One shot; Love letters of a madman

This letter is for you my love; however you will n

This letter is for you my love; however you will never see it:

My eyes are filled with tears. But for no reason I can think of. I walk to a mirror and look at my self. People say the eyes are part of a human's personality that eyes never lie. Turns out they where wrong. I look into the mirror and for the first item in my life I look at myself. I look at my eyes for the first real time. But it does not seem right. Those eyes they are not mine they are the eyes of some one else. That some one else is you.

I see your eyes in mine I look upon my face and it is not wholly mine but some of it is yours. Your cheeks. Your lips upon mine almost like a joke of my dreams. Seeing fear in your eyes, Or mine I am not to certain. I turn around unable to look at myself or you. You are the fruits of my heart and it just seems wrong twisted. Or is it not you that is twisted? Is it me? I turn back and look at the mirror. But the reflection is still with his head turned. This is not my body I am looking at but me my self. Not the outer lair but the inter core.

I look at my self cowering at the face of love. Something so gentle so pure but it is ruined by my fear. I look at my self and it is not only you there but every single girl I have ever felt feelings for but they combine to make the most curious connection. That connection is me. I cared for each one and yet not a single one I ever was willing to put on the line for the chance to kiss or date or even just hang out. All the same, every one of them all of them left by my foolishness. I can see my…. yours ….. Their reflection quivering with fright. But the fear I do not only see but since. I can hear it. Smell it. I feel it building up in side my heart. I can taste it. Ahhhh…. It tastes…It tastes to the lips like bile to the throat. Aaahhh!! I am gasping for air this fear it is…. It is building up inside of me and around me. It is conquering my entire chest, my entire soul, I must break free. And I do. I grab onto the banister and solely but surely pull my quivering body up.
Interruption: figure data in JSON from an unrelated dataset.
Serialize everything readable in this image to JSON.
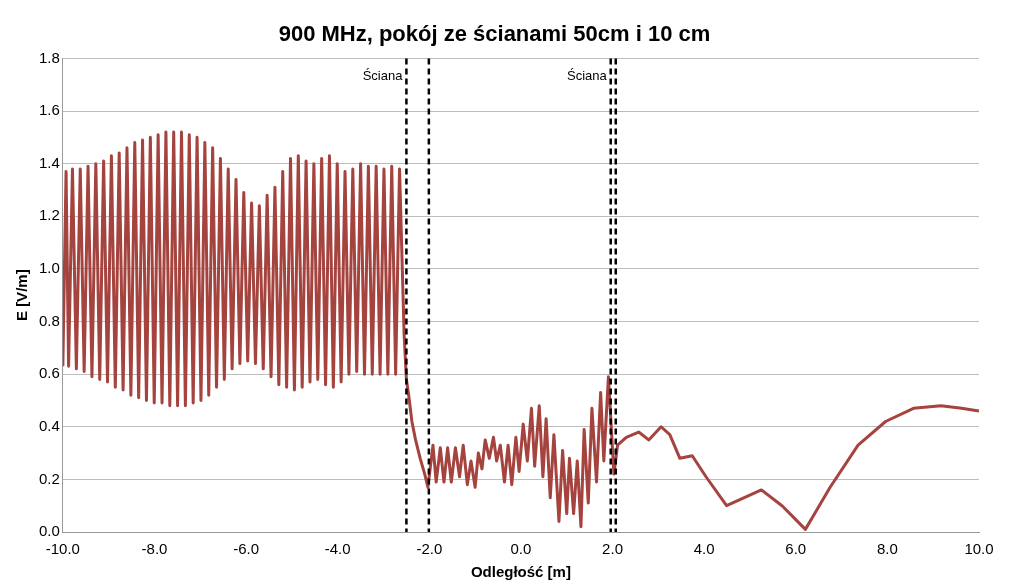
{
  "chart_data": {
    "type": "line",
    "title": "900 MHz, pokój ze ścianami 50cm i 10 cm",
    "xlabel": "Odległość [m]",
    "ylabel": "E [V/m]",
    "xlim": [
      -10,
      10
    ],
    "xticks": [
      {
        "value": -10,
        "label": "-10.0"
      },
      {
        "value": -8,
        "label": "-8.0"
      },
      {
        "value": -6,
        "label": "-6.0"
      },
      {
        "value": -4,
        "label": "-4.0"
      },
      {
        "value": -2,
        "label": "-2.0"
      },
      {
        "value": 0,
        "label": "0.0"
      },
      {
        "value": 2,
        "label": "2.0"
      },
      {
        "value": 4,
        "label": "4.0"
      },
      {
        "value": 6,
        "label": "6.0"
      },
      {
        "value": 8,
        "label": "8.0"
      },
      {
        "value": 10,
        "label": "10.0"
      }
    ],
    "ylim": [
      0,
      1.8
    ],
    "yticks": [
      {
        "value": 0,
        "label": "0.0"
      },
      {
        "value": 0.2,
        "label": "0.2"
      },
      {
        "value": 0.4,
        "label": "0.4"
      },
      {
        "value": 0.6,
        "label": "0.6"
      },
      {
        "value": 0.8,
        "label": "0.8"
      },
      {
        "value": 1,
        "label": "1.0"
      },
      {
        "value": 1.2,
        "label": "1.2"
      },
      {
        "value": 1.4,
        "label": "1.4"
      },
      {
        "value": 1.6,
        "label": "1.6"
      },
      {
        "value": 1.8,
        "label": "1.8"
      }
    ],
    "grid": "y",
    "legend": false,
    "marker": "none",
    "line_style": "solid",
    "ref_lines": [
      {
        "axis": "x",
        "value": -2.5,
        "label": "Ściana",
        "color": "#000000",
        "line_style": "dashed"
      },
      {
        "axis": "x",
        "value": -2.01,
        "color": "#000000",
        "line_style": "dashed"
      },
      {
        "axis": "x",
        "value": 1.96,
        "label": "Ściana",
        "color": "#000000",
        "line_style": "dashed"
      },
      {
        "axis": "x",
        "value": 2.07,
        "color": "#000000",
        "line_style": "dashed"
      }
    ],
    "series": [
      {
        "color": "#a5433f",
        "x": [
          -10,
          -9.93,
          -9.875,
          -9.79,
          -9.705,
          -9.62,
          -9.535,
          -9.45,
          -9.365,
          -9.28,
          -9.195,
          -9.11,
          -9.025,
          -8.94,
          -8.855,
          -8.77,
          -8.685,
          -8.6,
          -8.515,
          -8.43,
          -8.345,
          -8.26,
          -8.175,
          -8.09,
          -8.005,
          -7.92,
          -7.835,
          -7.75,
          -7.665,
          -7.58,
          -7.495,
          -7.41,
          -7.325,
          -7.24,
          -7.155,
          -7.07,
          -6.985,
          -6.9,
          -6.815,
          -6.73,
          -6.645,
          -6.56,
          -6.475,
          -6.39,
          -6.305,
          -6.22,
          -6.135,
          -6.05,
          -5.965,
          -5.88,
          -5.795,
          -5.71,
          -5.625,
          -5.54,
          -5.455,
          -5.37,
          -5.285,
          -5.2,
          -5.115,
          -5.03,
          -4.945,
          -4.86,
          -4.775,
          -4.69,
          -4.605,
          -4.52,
          -4.435,
          -4.35,
          -4.265,
          -4.18,
          -4.095,
          -4.01,
          -3.925,
          -3.84,
          -3.755,
          -3.67,
          -3.585,
          -3.5,
          -3.415,
          -3.33,
          -3.245,
          -3.16,
          -3.075,
          -2.99,
          -2.905,
          -2.82,
          -2.735,
          -2.65,
          -2.55,
          -2.5,
          -2.45,
          -2.38,
          -2.3,
          -2.2,
          -2.1,
          -2.03,
          -1.92,
          -1.85,
          -1.76,
          -1.68,
          -1.6,
          -1.52,
          -1.43,
          -1.34,
          -1.26,
          -1.17,
          -1.09,
          -1,
          -0.93,
          -0.85,
          -0.78,
          -0.69,
          -0.6,
          -0.53,
          -0.45,
          -0.36,
          -0.28,
          -0.2,
          -0.11,
          -0.04,
          0.05,
          0.14,
          0.23,
          0.3,
          0.4,
          0.48,
          0.55,
          0.64,
          0.72,
          0.83,
          0.91,
          1,
          1.06,
          1.15,
          1.23,
          1.31,
          1.38,
          1.47,
          1.55,
          1.65,
          1.74,
          1.81,
          1.91,
          2.03,
          2.11,
          2.3,
          2.57,
          2.79,
          3.06,
          3.25,
          3.47,
          3.74,
          4.04,
          4.49,
          5.25,
          5.7,
          6.21,
          6.75,
          7.36,
          7.96,
          8.57,
          9.17,
          9.62,
          10
        ],
        "values": [
          0.63,
          1.37,
          0.63,
          1.38,
          0.62,
          1.38,
          0.61,
          1.39,
          0.59,
          1.4,
          0.58,
          1.41,
          0.57,
          1.43,
          0.55,
          1.44,
          0.54,
          1.46,
          0.52,
          1.48,
          0.51,
          1.49,
          0.5,
          1.5,
          0.49,
          1.51,
          0.49,
          1.52,
          0.48,
          1.52,
          0.48,
          1.52,
          0.48,
          1.51,
          0.49,
          1.5,
          0.5,
          1.48,
          0.52,
          1.46,
          0.55,
          1.42,
          0.58,
          1.38,
          0.62,
          1.34,
          0.64,
          1.29,
          0.65,
          1.25,
          0.64,
          1.24,
          0.62,
          1.28,
          0.59,
          1.31,
          0.56,
          1.37,
          0.55,
          1.42,
          0.54,
          1.43,
          0.55,
          1.41,
          0.57,
          1.4,
          0.58,
          1.42,
          0.56,
          1.43,
          0.55,
          1.4,
          0.57,
          1.37,
          0.6,
          1.38,
          0.61,
          1.4,
          0.6,
          1.39,
          0.6,
          1.39,
          0.6,
          1.38,
          0.6,
          1.39,
          0.6,
          1.38,
          0.75,
          0.58,
          0.52,
          0.42,
          0.35,
          0.28,
          0.22,
          0.17,
          0.33,
          0.19,
          0.32,
          0.19,
          0.32,
          0.19,
          0.32,
          0.21,
          0.33,
          0.18,
          0.27,
          0.17,
          0.3,
          0.24,
          0.35,
          0.28,
          0.36,
          0.27,
          0.33,
          0.19,
          0.33,
          0.18,
          0.36,
          0.23,
          0.41,
          0.27,
          0.47,
          0.25,
          0.48,
          0.21,
          0.43,
          0.13,
          0.37,
          0.04,
          0.31,
          0.07,
          0.28,
          0.07,
          0.27,
          0.02,
          0.39,
          0.11,
          0.47,
          0.19,
          0.53,
          0.27,
          0.59,
          0.22,
          0.33,
          0.36,
          0.38,
          0.35,
          0.4,
          0.37,
          0.28,
          0.29,
          0.21,
          0.1,
          0.16,
          0.1,
          0.01,
          0.17,
          0.33,
          0.42,
          0.47,
          0.48,
          0.47,
          0.46
        ]
      }
    ]
  }
}
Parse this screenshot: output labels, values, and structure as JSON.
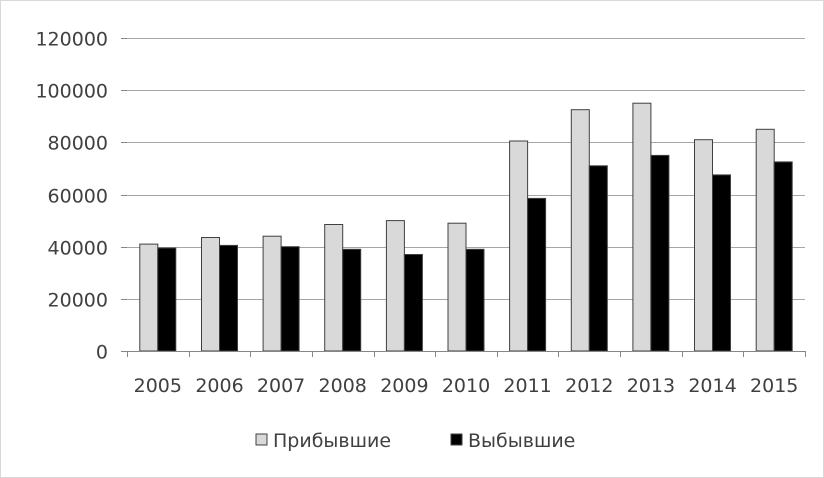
{
  "chart_data": {
    "type": "bar",
    "title": "",
    "xlabel": "",
    "ylabel": "",
    "categories": [
      "2005",
      "2006",
      "2007",
      "2008",
      "2009",
      "2010",
      "2011",
      "2012",
      "2013",
      "2014",
      "2015"
    ],
    "series": [
      {
        "name": "Прибывшие",
        "color": "#d9d9d9",
        "values": [
          41000,
          43500,
          44000,
          48500,
          50000,
          49000,
          80500,
          92500,
          95000,
          81000,
          85000
        ]
      },
      {
        "name": "Выбывшие",
        "color": "#000000",
        "values": [
          39500,
          40500,
          40000,
          39000,
          37000,
          39000,
          58500,
          71000,
          75000,
          67500,
          72500
        ]
      }
    ],
    "ylim": [
      0,
      120000
    ],
    "yticks": [
      "0",
      "20000",
      "40000",
      "60000",
      "80000",
      "100000",
      "120000"
    ],
    "grid": true,
    "legend_position": "bottom"
  }
}
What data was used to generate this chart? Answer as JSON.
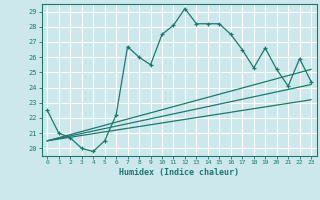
{
  "title": "",
  "xlabel": "Humidex (Indice chaleur)",
  "background_color": "#cce8ec",
  "grid_color": "#ffffff",
  "line_color": "#1a7a6e",
  "xlim": [
    -0.5,
    23.5
  ],
  "ylim": [
    19.5,
    29.5
  ],
  "yticks": [
    20,
    21,
    22,
    23,
    24,
    25,
    26,
    27,
    28,
    29
  ],
  "xticks": [
    0,
    1,
    2,
    3,
    4,
    5,
    6,
    7,
    8,
    9,
    10,
    11,
    12,
    13,
    14,
    15,
    16,
    17,
    18,
    19,
    20,
    21,
    22,
    23
  ],
  "series": [
    {
      "x": [
        0,
        1,
        2,
        3,
        4,
        5,
        6,
        7,
        8,
        9,
        10,
        11,
        12,
        13,
        14,
        15,
        16,
        17,
        18,
        19,
        20,
        21,
        22,
        23
      ],
      "y": [
        22.5,
        21.0,
        20.7,
        20.0,
        19.8,
        20.5,
        22.2,
        26.7,
        26.0,
        25.5,
        27.5,
        28.1,
        29.2,
        28.2,
        28.2,
        28.2,
        27.5,
        26.5,
        25.3,
        26.6,
        25.2,
        24.1,
        25.9,
        24.4
      ]
    },
    {
      "x": [
        0,
        23
      ],
      "y": [
        20.5,
        25.2
      ]
    },
    {
      "x": [
        0,
        23
      ],
      "y": [
        20.5,
        24.2
      ]
    },
    {
      "x": [
        0,
        23
      ],
      "y": [
        20.5,
        23.2
      ]
    }
  ]
}
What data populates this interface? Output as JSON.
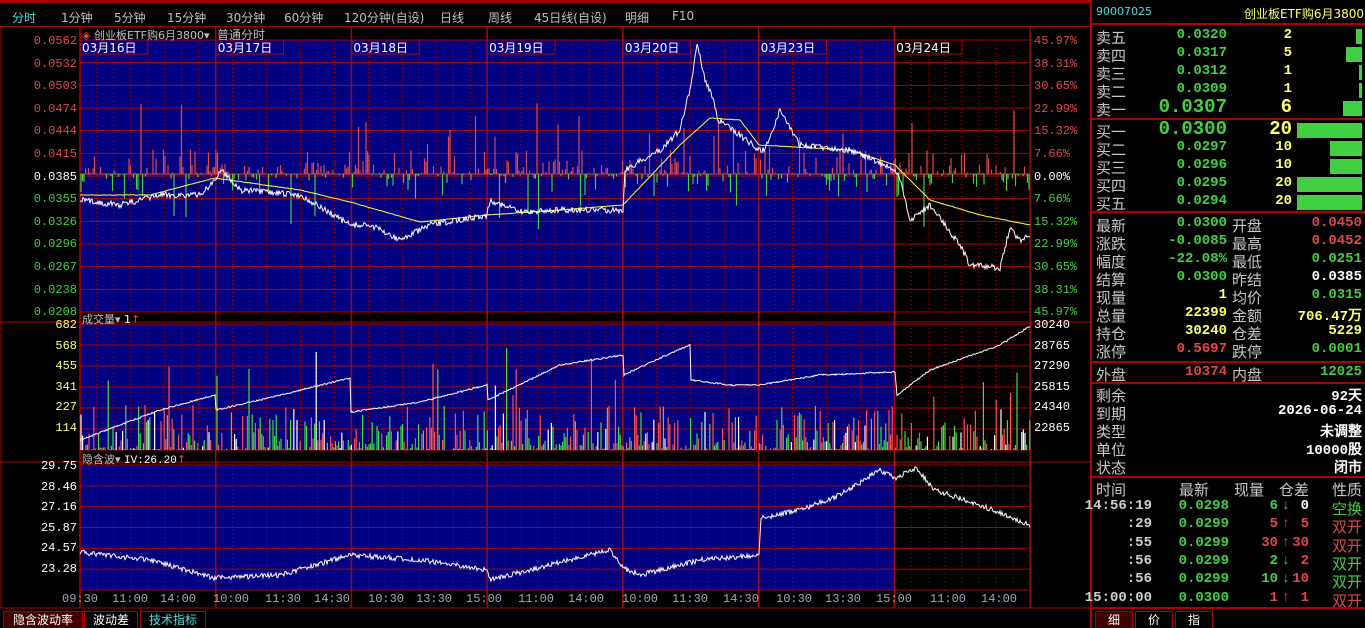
{
  "toolbar": {
    "tabs": [
      "分时",
      "1分钟",
      "5分钟",
      "15分钟",
      "30分钟",
      "60分钟",
      "120分钟(自设)",
      "日线",
      "周线",
      "45日线(自设)",
      "明细",
      "F10"
    ],
    "active": 0
  },
  "price_panel": {
    "instrument": "创业板ETF购6月3800",
    "mode": "普通分时",
    "dates": [
      "03月16日",
      "03月17日",
      "03月18日",
      "03月19日",
      "03月20日",
      "03月23日",
      "03月24日"
    ],
    "left_labels": [
      "0.0562",
      "0.0532",
      "0.0503",
      "0.0474",
      "0.0444",
      "0.0415",
      "0.0385",
      "0.0355",
      "0.0326",
      "0.0296",
      "0.0267",
      "0.0238",
      "0.0208"
    ],
    "right_labels": [
      "45.97%",
      "38.31%",
      "30.65%",
      "22.99%",
      "15.32%",
      "7.66%",
      "0.00%",
      "7.66%",
      "15.32%",
      "22.99%",
      "30.65%",
      "38.31%",
      "45.97%"
    ]
  },
  "volume_panel": {
    "title": "成交量",
    "value": "1",
    "left_labels": [
      "682",
      "568",
      "455",
      "341",
      "227",
      "114"
    ],
    "right_labels": [
      "30240",
      "28765",
      "27290",
      "25815",
      "24340",
      "22865"
    ]
  },
  "iv_panel": {
    "title": "隐含波",
    "value": "IV:26.20",
    "left_labels": [
      "29.75",
      "28.46",
      "27.16",
      "25.87",
      "24.57",
      "23.28"
    ]
  },
  "time_axis": [
    "09:30",
    "11:00",
    "14:00",
    "10:00",
    "11:30",
    "14:30",
    "10:30",
    "13:30",
    "15:00",
    "11:00",
    "14:00",
    "10:00",
    "11:30",
    "14:30",
    "10:30",
    "13:30",
    "15:00",
    "11:00",
    "14:00"
  ],
  "bottom_tabs": [
    "隐含波动率",
    "波动差",
    "技术指标"
  ],
  "quote": {
    "code": "90007025",
    "name": "创业板ETF购6月3800",
    "asks": [
      {
        "label": "卖五",
        "price": "0.0320",
        "vol": "2",
        "pct": 0.1
      },
      {
        "label": "卖四",
        "price": "0.0317",
        "vol": "5",
        "pct": 0.25
      },
      {
        "label": "卖三",
        "price": "0.0312",
        "vol": "1",
        "pct": 0.05
      },
      {
        "label": "卖二",
        "price": "0.0309",
        "vol": "1",
        "pct": 0.05
      },
      {
        "label": "卖一",
        "price": "0.0307",
        "vol": "6",
        "pct": 0.3
      }
    ],
    "bids": [
      {
        "label": "买一",
        "price": "0.0300",
        "vol": "20",
        "pct": 1
      },
      {
        "label": "买二",
        "price": "0.0297",
        "vol": "10",
        "pct": 0.5
      },
      {
        "label": "买三",
        "price": "0.0296",
        "vol": "10",
        "pct": 0.5
      },
      {
        "label": "买四",
        "price": "0.0295",
        "vol": "20",
        "pct": 1
      },
      {
        "label": "买五",
        "price": "0.0294",
        "vol": "20",
        "pct": 1
      }
    ],
    "stats": [
      [
        "最新",
        "0.0300",
        "g",
        "开盘",
        "0.0450",
        "r"
      ],
      [
        "涨跌",
        "-0.0085",
        "g",
        "最高",
        "0.0452",
        "r"
      ],
      [
        "幅度",
        "-22.08%",
        "g",
        "最低",
        "0.0251",
        "g"
      ],
      [
        "结算",
        "0.0300",
        "g",
        "昨结",
        "0.0385",
        "w"
      ],
      [
        "现量",
        "1",
        "y",
        "均价",
        "0.0315",
        "g"
      ],
      [
        "总量",
        "22399",
        "y",
        "金额",
        "706.47万",
        "y"
      ],
      [
        "持仓",
        "30240",
        "y",
        "仓差",
        "5229",
        "y"
      ],
      [
        "涨停",
        "0.5697",
        "r",
        "跌停",
        "0.0001",
        "g"
      ]
    ],
    "outer": {
      "label": "外盘",
      "value": "10374",
      "label2": "内盘",
      "value2": "12025"
    },
    "info": [
      [
        "剩余",
        "92天"
      ],
      [
        "到期",
        "2026-06-24"
      ],
      [
        "类型",
        "未调整"
      ],
      [
        "单位",
        "10000股"
      ],
      [
        "状态",
        "闭市"
      ]
    ],
    "ticks_header": [
      "时间",
      "最新",
      "现量",
      "仓差",
      "性质"
    ],
    "ticks": [
      [
        "14:56:19",
        "0.0298",
        "6",
        "down",
        "0",
        "空换",
        "g"
      ],
      [
        ":29",
        "0.0299",
        "5",
        "up",
        "5",
        "双开",
        "r"
      ],
      [
        ":55",
        "0.0299",
        "30",
        "up",
        "30",
        "双开",
        "r"
      ],
      [
        ":56",
        "0.0299",
        "2",
        "down",
        "2",
        "双开",
        "g"
      ],
      [
        ":56",
        "0.0299",
        "10",
        "down",
        "10",
        "双开",
        "g"
      ],
      [
        "15:00:00",
        "0.0300",
        "1",
        "up",
        "1",
        "双开",
        "r"
      ]
    ],
    "tabs": [
      "细",
      "价",
      "指"
    ]
  },
  "colors": {
    "up": "#e04848",
    "down": "#40d040",
    "grid": "#b00000",
    "plot_bg": "#000080",
    "accent": "#40e0e0"
  }
}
My legs are shaking my heart pounding as it pumps out the raw fear.

I turn again and look at my reflection. That is right my reflection not yours however you are there. I can see now that you are part of me. But my reflection is still afraid of the darkness surrounding him. That same darkness. He can taste the fear the taste to the lips like bile to the throat. I walk forward until mere inches are between me and the mirror. I place my hand onto the solid glass. But no longer is it solid but liquid. I put my hand through and the mirror ripples to my hand like that of a river. I see the light coming from my mirror arm. I know that my reflection must be helped up by one person. I am that person. I reach forward and the mirror image grasps my hand and I hall you, them, me up pulling him up higher and higher until we reach the broader line between reality and the spiritual world the mirror. He can not go any further. I stop pulling him up for he can stand on his own. I bring my hand out of the picture and am free of these chains tomorrow my love you will taste me and I shall taste you.

*beings again in a different pen*

We are together at last the perfect date. I can feel your heart beating and it is beautiful. I lean forward as do you. We kiss and I taste your lips. And there is the problem for your lips they taste….they taste to the lips like bile to the throat.
♠ ♠ ♠
OK so I thought of this while on my bike. random thoaughts came at me and this is what happened. I finally got enough to make a story out of it. Now this is the product of my wandering mind.